Technical Abstract: The bacterium Xylella fastidiosa (Xf) causes Pierce's disease and a number of other plant diseases of significant economic impact. To date, progress determining mechanisms of host plant susceptibility, tolerance or resistance has been slow, due in large part to the long generation time and limited available genetic resources for grape and other known hosts of Xf. To overcome many of these limitations, Arabidopsis thaliana has been evaluated as a model host for Xf. A pin-prick inoculation method has been developed to infect Arabidopsis with Xf. Following infection, Xf multiplies robustly and can be detected by microscopy, PCR and isolation. Affymetrix ATH1 microarray analysis of inoculated vs. non-inoculated Tsu-1 reveals gene expression changes that differ greatly from changes seen after infection with apoplast colonizing bacteria.
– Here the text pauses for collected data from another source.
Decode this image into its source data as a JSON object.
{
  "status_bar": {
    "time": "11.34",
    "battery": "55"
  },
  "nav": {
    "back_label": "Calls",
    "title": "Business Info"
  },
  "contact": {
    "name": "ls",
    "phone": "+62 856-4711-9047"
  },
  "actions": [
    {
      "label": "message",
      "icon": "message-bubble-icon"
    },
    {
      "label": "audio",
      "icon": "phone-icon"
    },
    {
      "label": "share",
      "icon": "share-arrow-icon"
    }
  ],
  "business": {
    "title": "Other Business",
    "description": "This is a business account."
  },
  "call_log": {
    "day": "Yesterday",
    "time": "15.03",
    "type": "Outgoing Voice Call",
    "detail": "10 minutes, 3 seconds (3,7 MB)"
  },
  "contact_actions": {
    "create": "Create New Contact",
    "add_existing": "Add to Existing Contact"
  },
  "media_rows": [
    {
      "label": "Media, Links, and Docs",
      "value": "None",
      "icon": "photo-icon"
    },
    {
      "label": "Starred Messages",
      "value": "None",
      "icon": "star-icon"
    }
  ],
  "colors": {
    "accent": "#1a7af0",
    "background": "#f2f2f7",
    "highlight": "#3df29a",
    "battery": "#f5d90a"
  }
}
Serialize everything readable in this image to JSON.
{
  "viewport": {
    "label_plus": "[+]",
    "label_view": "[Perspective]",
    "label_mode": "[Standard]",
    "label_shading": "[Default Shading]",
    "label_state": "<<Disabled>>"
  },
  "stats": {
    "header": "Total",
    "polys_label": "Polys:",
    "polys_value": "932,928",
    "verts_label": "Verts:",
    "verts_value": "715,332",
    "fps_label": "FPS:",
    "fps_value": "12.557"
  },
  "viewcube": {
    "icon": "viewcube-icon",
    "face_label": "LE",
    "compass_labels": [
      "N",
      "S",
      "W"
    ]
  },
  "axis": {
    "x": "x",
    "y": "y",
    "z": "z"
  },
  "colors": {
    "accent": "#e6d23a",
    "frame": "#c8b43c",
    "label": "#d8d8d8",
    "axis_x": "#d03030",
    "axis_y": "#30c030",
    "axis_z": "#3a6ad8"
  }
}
Many genes responsive to abiotic stress are differentially regulated while classic pathogenesis-related (PR) genes are not induced by Xf infection. The Arabidopsis ecotype Tsu-1 was inoculated with the Xf mutants tolC, pglA, and rpfF and their corresponding wild-type parents. The tolC mutant did not grow in Arabidopsis and no live cells were recovered, which is similar to results from tolC infection of grapevine. The rpfF mutant did grow to higher titer, again similar to growth in grape. However, growth of the pglA mutant was indistinguishable from that of the corresponding Fetzer wild type; this contrasts with the situation in grape where pglA is hypervirulent. It may be concluded that Xf growth in Arabidopsis is not enhanced by a functional polygalaturonase protein, perhaps because of differences in xylem and pit membrane structure between grape and Arabidopsis. Because two of the three mutants tested (tolC and rpfF) did behave similarly in Arabidopsis and in grape, it appears that Arabidopsis is an informative model host for the evaluation of at least some Xf mutants.